La sua vita in casa, mantenendosi con dei lavori che non le danno la serenità della noia né la soddisfazione dell’avventura, che soprattutto non le garantiscono abbastanza denaro, da sola, bevendo ogni tanto troppo, rappresenta tutta la sopravvivenza che è riuscita a garantirsi perché a un certo punto, a seguito di una certa infanzia: “avevo finito per credere solo alla mia autosufficienza”. Con la forza indefessa della narrazione, Della Seta scrive della sua protagonista che questo bisogno abissale e orrendo dell’Altro scaturisce anche o forse soltanto dalla necessità di dover contare troppo su se stessa, da una banale quanto mefitica impossibilità di affidarsi. Se l’Altr* non c’è, abbandona, come fa la madre della protagonista, è presente ma irraggiungibile, nelle fantasie per il piacere deve restare coerentemente cattivo, non amorevole, disprezzante. E nei sogni d’amore deve diventare tutto, dare la possibilità finalmente alla protagonista di dimenticarsi di sé, di smettere di dover tirare avanti.

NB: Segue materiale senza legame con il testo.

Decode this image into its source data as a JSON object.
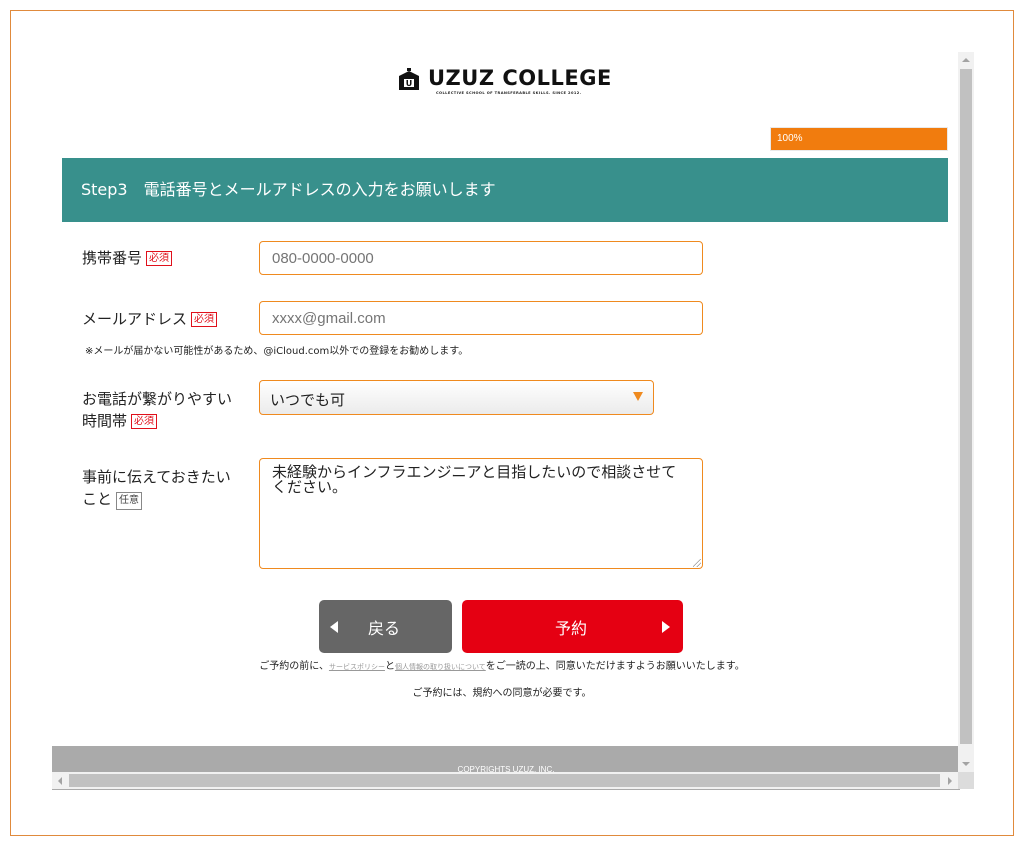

Nel racconto del meccanismo di piacere e annientamento della donna che ha tratti innegabili di disperazione c’è, però, un aspetto cruciale e soddisfacente, quanto solo il tempismo sa essere. La donna incontra P., gode così come le piace davvero, inizia ad agire anche con altri le sue fantasie proprio quando sta per compiere quarant’anni:
Lo scorrere del tempo lo senti nel corpo. Prende forma nei desideri che diventano difficili da realizzare, è nell’invisibilità che a poco a poco sostituisce gli sguardi quando cammini per strada. Diminuiscono gli amori potenziali, sono sempre più numerose le persone e le scelte che capisci di non poterti permettere.
L’invecchiamento che agisce inesorabile la induce a sentirsi “vampira”, quando guarda e desidera i corpi degli uomini giovani: “ho alzato gli occhi dal telefono, ero circondata da gruppetti di ragazzi in pantaloncini. Guardandoli ho immaginato che mi spuntassero dei canini appuntiti”. In questa identificazione, oltre al rimando immediato al furto di energia e bellezza di cui lei si macchierebbe volendoli, c’è altro. I vampiri non possono invecchiare e neanche lei:
Su un muretto poco lontano tre ragazze in pantaloncini e canottiera fumavano sigarette e si raccontavano storie con l’aria intensa e leggera dell’adolescenza. Ho fantasticato di avvicinarmi e chiedergli di vendermi una sigaretta. Me l’avrebbero data, al prezzo di una smorfia che rivelava quanto ero invecchiata. Avrei detto: Guardate che sono una di voi. Ve ne accorgerete, dentro non cambia niente.
Una delle conseguenze dei meccanismi di comportamento, che si ripetono e lasciano incagliate e incagliati sempre ai soliti lidi, è che impediscono la trasformazione e mantengono una parte consistente del sé ferma a quel punto esatto del passato in cui la reazione ha preso corpo ed è fiorito il trauma. Non casualmente alla fine del romanzo la protagonista del romanzo di Della Seta raccoglie un mazzo di ortiche, simbolo e ricordo della sua infanzia.
Nel testo però, è bene chiarirlo, non ci sono scivolamenti riflessivi, sovrastrutture di senso, la voce dell’autrice non si sovrappone mai a quella della narratrice e il racconto del sesso è così ben fatto, equilibrato nella vertigine.